Senator Mike Duffy is back in the news again, once again claiming his housing allowance for his long-time residence in Ottawa, because of course he is. There are a couple of problems here, but the first one is the way in which the story is being reported.

“Hasn’t the Senate tightened its rules?” is usually the first plaintive wail that we hear, and yes, they did. They have put rules in place around what constitutes proof of a primary residence in the province that a senator represents, and those rules include things like driver’s licence, health card, CRA tax assessment – things that Duffy didn’t have when he was first appointed and yet started claiming his housing allowance for the residence he lived in for years already. Duffy has since acquired the necessary documentation to “prove” that his primary residence is PEI. It’s also problematic to start devising a formula for how many hours one has to spend in their primary and secondary residence because it is generally a qualitative and not a quantitative measure, complicated by the work that senators do, and in some cases, there are senators who can’t travel back to their primary residences because of health concerns and are essentially forced to spend more time in Ottawa than they would otherwise. They may yet assign some kind of hour or day measure, but my understanding is that there is not one at the moment.

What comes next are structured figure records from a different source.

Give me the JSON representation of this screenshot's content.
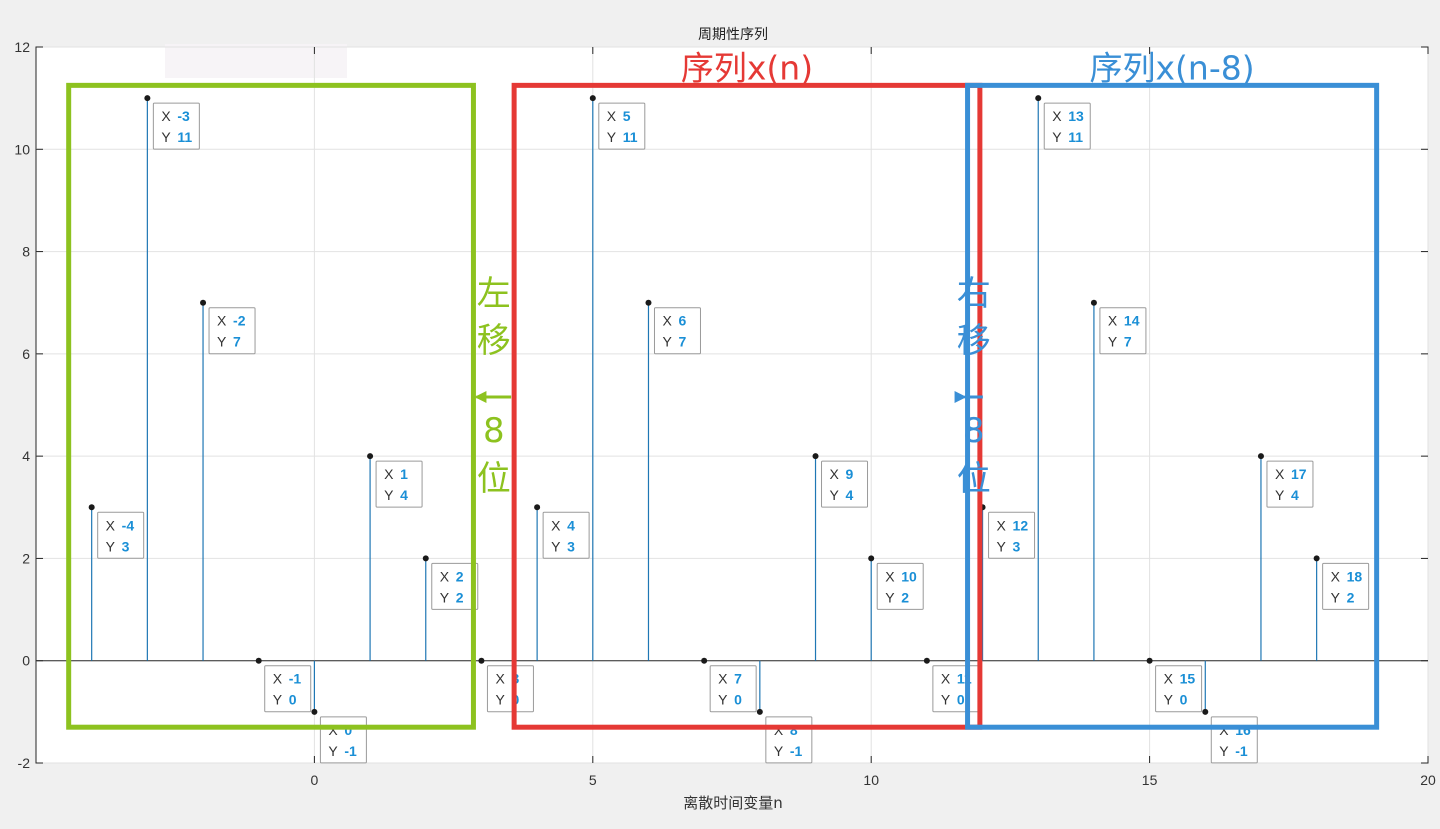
{
  "chart_data": {
    "type": "stem",
    "title": "周期性序列",
    "xlabel": "离散时间变量n",
    "ylabel": "",
    "xlim": [
      -5,
      20
    ],
    "ylim": [
      -2,
      12
    ],
    "grid": true,
    "xticks": [
      0,
      5,
      10,
      15,
      20
    ],
    "yticks": [
      -2,
      0,
      2,
      4,
      6,
      8,
      10,
      12
    ],
    "series": [
      {
        "name": "周期性序列",
        "color": "#1f77b4",
        "x": [
          -4,
          -3,
          -2,
          -1,
          0,
          1,
          2,
          3,
          4,
          5,
          6,
          7,
          8,
          9,
          10,
          11,
          12,
          13,
          14,
          15,
          16,
          17,
          18
        ],
        "y": [
          3,
          11,
          7,
          0,
          -1,
          4,
          2,
          0,
          3,
          11,
          7,
          0,
          -1,
          4,
          2,
          0,
          3,
          11,
          7,
          0,
          -1,
          4,
          2
        ]
      }
    ],
    "datatip_labels": {
      "x": "X",
      "y": "Y"
    },
    "annotations": {
      "left_box": {
        "color": "#8dc21f",
        "x_range": [
          -4,
          3
        ]
      },
      "middle_box": {
        "label": "序列x(n)",
        "color": "#e53935",
        "x_range": [
          4,
          11
        ]
      },
      "right_box": {
        "label": "序列x(n-8)",
        "color": "#3a8fd6",
        "x_range": [
          12,
          18
        ]
      },
      "left_shift": {
        "chars": [
          "左",
          "移",
          "8",
          "位"
        ],
        "color": "#8dc21f",
        "direction": "left"
      },
      "right_shift": {
        "chars": [
          "右",
          "移",
          "8",
          "位"
        ],
        "color": "#3a8fd6",
        "direction": "right"
      }
    }
  }
}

The bigger problem here is not the rules or the Senate itself (and for the love of all the gods on Olympus, I wish that my journalistic colleagues would stop treating this issue as a problem of the institution than its actors), but rather that Duffy himself is completely and utterly without shame. If he had any shame or decency, he wouldn’t keep claiming for his Ottawa residence, because he would know that it’s what got the whole issue rolling in the first place. But no – he is entitled to his entitlements, and has taken the fact that he was not convicted of criminal fraud and breach of trust as validation rather than the fact that he was nevertheless condemned for his behaviour while recognizing that it didn’t quite meet the test of being criminal. And that’s why this is really a Mike Duffy problem and not a Senate problem. He never should have been appointed as a PEI senator, and yet here we are.